I started to think why oh why I made such an assumption that FOUND should be set. After very long thinking (that wasn’t easy, I had to find in my mind why I thought that it should work)… and suddenly there is:
Another example:
BEGIN;
CREATE TABLE test (
t TEXT NOT NULL
);
INSERT INTO test(t) VALUES ('10');
CREATE OR REPLACE FUNCTION make_test_3() RETURNS VOID AS $_$
DECLARE
temprec RECORD;
tmpint INTEGER := 0;
BEGIN
SELECT * FROM test INTO temprec;
GET DIAGNOSTICS tmpint = ROW_COUNT;
raise notice 'Found rows: %', tmpint;
END; $_$ LANGUAGE plpgsql;
CREATE OR REPLACE FUNCTION make_test_4() RETURNS VOID AS $_$
DECLARE
temprec RECORD;
tmpint INTEGER := 0;
BEGIN
EXECUTE 'SELECT * FROM test' INTO temprec;
GET DIAGNOSTICS tmpint = ROW_COUNT;
raise notice 'Found rows: %', tmpint;
END; $_$ LANGUAGE plpgsql;
select * from make_test_3();
select * from make_test_4();
ROLLBACK;
Output:
test=# select * from make_test_3(); NOTICE: Found rows: 1 make_test_3 ------------- (1 row) test=# select * from make_test_4(); NOTICE: Found rows: 1 make_test_4 ------------- (1 row)
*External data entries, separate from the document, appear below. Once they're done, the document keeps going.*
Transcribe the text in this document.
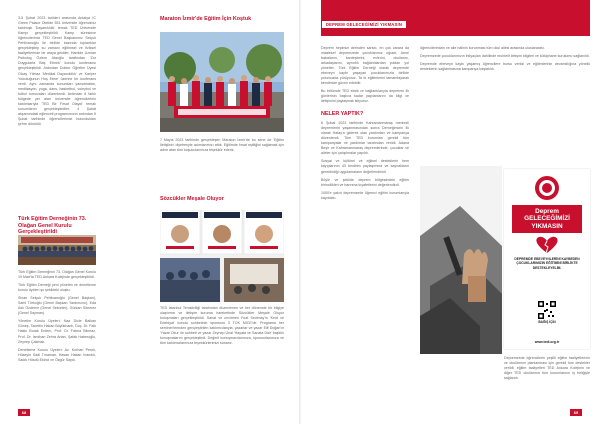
3-5 Şubat 2023 tarihleri arasında Antalya IC Green Palace Otelide 551 üniversite öğrencimiz katılmıştı 'Dayanıklılık' temalı TED Üniversite Kampı gerçekleştirildi. Kamp süresince öğrencilerimiz TED Genel Başkanımız Selçuk Pehlivanoğlu ile birlikte bazında toplantılar gerçekleştirip su zamanı eğitimsel ve fiziksel faaliyetlerinde bir araya geldiler. Hamide Uzman Psikolog Özlem Ataoğlu tarafından 'Zor Duygularla Baş Etmek' konulu konferansı gerçekleştirildi. Ardından Doktor Öğretim Üyesi Olcay Yılmaz 'Medikal Dayanıklılık' ve Kariyer Yolculuğunun Hoş Etme' üzerine bir konferans verdi. Aynı zamanda sunumları yansıtmaları, meditasyon, yoga, dans, basketbol, voleybol ve futbol turnuvaları düzenlendi. Ardından 8 farklı bölgede yer alan üniversite öğrencilerinin katılımlarıyla 'TED Bir Fırsat Olaydı' temalı sunumlarını gerçekleştirdiler. 4 Şubat akşamındaki eğlenceli programımızın ardından 5 Şubat tarihinde öğrencilerimizi bulundukları şehre dönüldü.

Türk Eğitim Derneğinin 73. Olağan Genel Kurulu Gerçekleştirildi

Türk Eğitim Derneğinin 73. Olağan Genel Kurulu 19 Mart'ta TED Ankara Kolejinde gerçekleştirildi.

Türk Eğitim Derneği yeni yönetim ve denetleme kurulu üyeleri şu şekildeki oluştu:

Sinan Selçuk Pehlivanoğlu (Genel Başkan), Sami Türkoğlu (Genel Başkan Yardımcısı), Eda Aslı Özdemir (Genel Sekreter), Gürkan Sönmez (Genel Sayman).

Yönetim Kurulu Üyeleri; Naz Dicle Balkan Güneş, Tacettin Hakan Büyükhanlı, Doç. Dr. Faik Hakkı Burak Erdem, Prof. Dr. Fatma Bikmaz, Prof. Dr. İsmihan Zehra Artan, Şafak Haberoğlu, Zeynep Çakmak.

Denetleme Kurulu Üyeleri: Av. Korhan Perek, Hüseyin Sadi Tınaman, Hasan Hakan İnandık, Sadık Hüsdü Ekinci ve Özgür Saydı.

Maraton İzmir'de Eğitim İçin Koştuk

7 Mayıs 2023 tarihinde gerçekleşen Maraton İzmir'de bu sene de 'Eğitim İletişilsin' diyebenyle adımlarımızı attık. Eğitimde fırsat eşitliğini sağlamak için adım atan tüm koşucularımıza teşekkür ederiz.

Sözcükler Meşale Oluyor

TED İstanbul Temsilciliği tarafından düzenlenen ve her dönemde bir bilgiye ulaştırma ve iletişim kuruma hareketinde Sözcükler Meşale Oluyor buluşmaları gerçekleştirildi. Sanat ve cevirmen Fuat Sevimay'in 'Kent ve Edebiyat' konulu sohbetinin sponsoru 3 TOK MICE'dir. Programa her seminer'lerinden gençleştirilen katılımcılarıyla, yazarlar ve yazar Elif Doğan'ın 'Yazar Okur' ile sohbeti ve yazar Zeynep Ünal 'Hayata ve Sanata Dair' başlıklı konuşmalarını gerçekleştirdi. Değerli konuşmacılarımıza, sponsorlarımıza ve tüm katılımcılarımıza teşekkürlerimizi sunarız.

68
DEPREM GELECEĞİMİZİ YIKMASIN

Deprem hepimizi derinden sarsıtı, en çok zarara da maalesef depremzede çocuklarımız uğradı. Anne babalarını, kardeşlerini, evlerini, okullarını, arkadaşlarını, ayrıntılı bağlantılardan yoldan yol yönetler. Türk Eğitim Derneği olarak depremde ebeveyn kaybı yaşayan çocuklarımızla birlikte yolumuzda yürüyoruz. Ta ki eğitimlerini tamamlayarak kendimize güven edebilir.

Bu bölümde TED eksik ve bağlantılarıyla depremin ilk günlerinin başlıca kadar yapılanlarını da bilgi ve iletişimini paylaşmak istiyoruz.

NELER YAPTIK?

6 Şubat 2023 tarihinde Kahramanmaraş merkezli depremlerin yaşanmasından sonra Derneğimizin ilk olarak Hatay'a giderek olan yardımları ve kampanya düzenlendi. Tüm TED kurumları gerekli tüm kampanyalar ve yardımlar tarafından verildi. Adana Beşir ve Kahramanmaraş depremlerinde, çocuklar ve aileler için çalışılmalar yapıldı.

Sosyal ve kültürel ve eğitsel desteklerin hem kayıplarının 43 bindirim paylaşımına ve kaynakların gerektirdiği uygulamaların değerlendirildi.

Böyle ve şekilde deprem bölgesindeki eğitim birincilikleri ve barınma kıyafetlerini değerlendirdi.

1000'e yakın depremzede öğrenci eğitim kurumlarıyla kaydoldu.

öğrencilerimizin ve aile hâlinin korunması tüm okul ailesi arasında uluslararası.

Depremzede çocuklarımızın ihtiyaçları dahilinde muhtelif iletişim bilgileri ve kütüphane kurulumu sağlanıldı.

Depremde ebeveyn kaybı yaşamış öğrencilere bursu verildi ve eğitimlerinin devamlılığına yönelik desteklerin sağlanmasına kampanya başlatıldı.

Deprem GELECEĞİMİZİ YIKMASIN
DEPREMDE EBEVEYNLERİNİ KAYBEDEN ÇOCUKLARIMIZIN EĞİTİMİNİ BİRLİKTE DESTEKLEYELİM.
BAĞIŞ İÇİN
www.tedi.org.tr

Depremzede öğrencilerin çeşitli eğitim faaliyetlerinin ve okullarının planlanması için gerekli tüm destekler verildi; eğitim faaliyetleri TED Ankara Kolejinin ve diğer TED okullarının tüm kurumlarının iş birliğiyle sağlandı.

69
So… GET DIAGNOSTICS ROW_COUNT works even when the previous query was EXECUTE. FOUND doesn’t work that way though it is described in the manual next to GET DIAGNOSTICS so it was obvious for me that it should work that way.
Already checked all examples in PostgreSQL 8.4 – effect the same.